15/02/2026
O Carnaval é tempo de encontro, celebração e liberdade. Mas, para pessoas vivendo com HIV, a folia também exige atenção redobrada com o tratamento e com a prevenção de outras infecções sexualmente transmissíveis (ISTs). Em meio à mudança de rotina, viagens, blocos e noites mais longas, manter o cuidado pode ser desafiador, mas está longe de ser impossível.
A infectologista Dra. Mafê Medeiros, em entrevista à Agência Aids, reforça que organização e informação são as principais aliadas para atravessar o período com segurança.
Medicação na rotina da folia
O primeiro ponto de atenção é o armazenamento correto dos antirretrovirais. Mesmo fora de casa, os comprimidos precisam ser mantidos em condições adequadas.
“As pessoas devem manter os comprimidos da mesma forma que eles estariam dentro da embalagem, mantendo então livre de umidade, de exposição ao sol, e não deixar também contato várias vezes com os dedos. Esses contatos podem fazer com que os remédios percam sua função.”, explica a infectologista.
Para quem vai viajar ou passar o dia nos blocos, é possível adaptar.
“É possível colocar em embalagens menores, mas sempre se atentando a essas questões.”

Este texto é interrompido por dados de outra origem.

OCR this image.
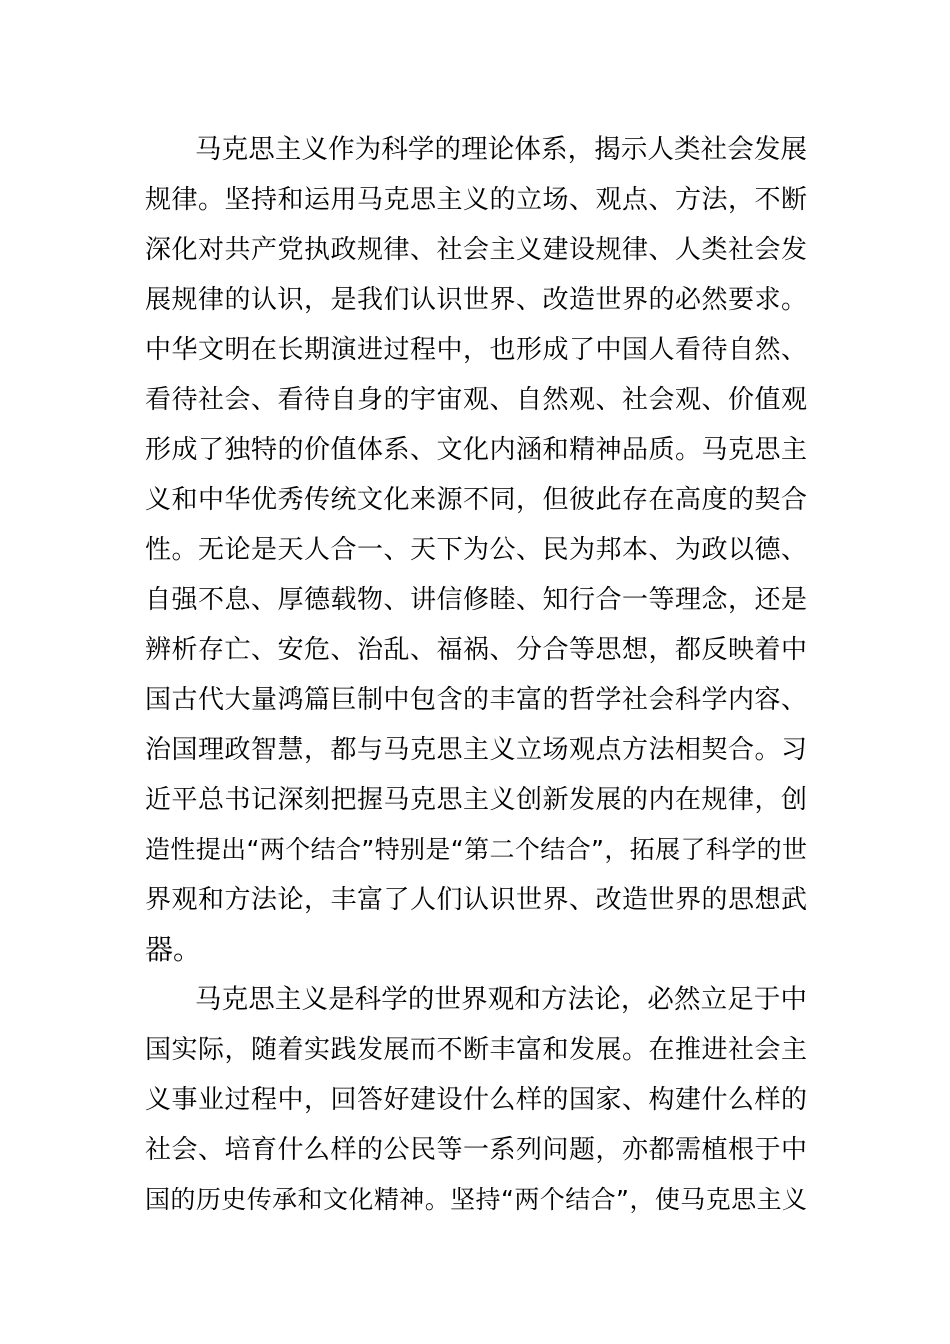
马克思主义作为科学的理论体系，揭示人类社会发展
规律。坚持和运用马克思主义的立场、观点、方法，不断
深化对共产党执政规律、社会主义建设规律、人类社会发
展规律的认识，是我们认识世界、改造世界的必然要求。
中华文明在长期演进过程中，也形成了中国人看待自然、
看待社会、看待自身的宇宙观、自然观、社会观、价值观
形成了独特的价值体系、文化内涵和精神品质。马克思主
义和中华优秀传统文化来源不同，但彼此存在高度的契合
性。无论是天人合一、天下为公、民为邦本、为政以德、
自强不息、厚德载物、讲信修睦、知行合一等理念，还是
辨析存亡、安危、治乱、福祸、分合等思想，都反映着中
国古代大量鸿篇巨制中包含的丰富的哲学社会科学内容、
治国理政智慧，都与马克思主义立场观点方法相契合。习
近平总书记深刻把握马克思主义创新发展的内在规律，创
造性提出“两个结合”特别是“第二个结合”，拓展了科学的世
界观和方法论，丰富了人们认识世界、改造世界的思想武
器。
马克思主义是科学的世界观和方法论，必然立足于中
国实际，随着实践发展而不断丰富和发展。在推进社会主
义事业过程中，回答好建设什么样的国家、构建什么样的
社会、培育什么样的公民等一系列问题，亦都需植根于中
国的历史传承和文化精神。坚持“两个结合”，使马克思主义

Já em relação à regularidade, a médica lembra que cada pessoa pode encontrar a estratégia que melhor se encaixa no próprio dia a dia.
“A regularidade vai da rotina de cada pessoa: unir a tomada a uma ação, escovar os dentes, por exemplo, ou deixar o alarme para não esquecer na bebedeira. Melhor que alarme são os aplicativos de ‘to-do’, que você precisa marcar quando concluiu a tarefa.”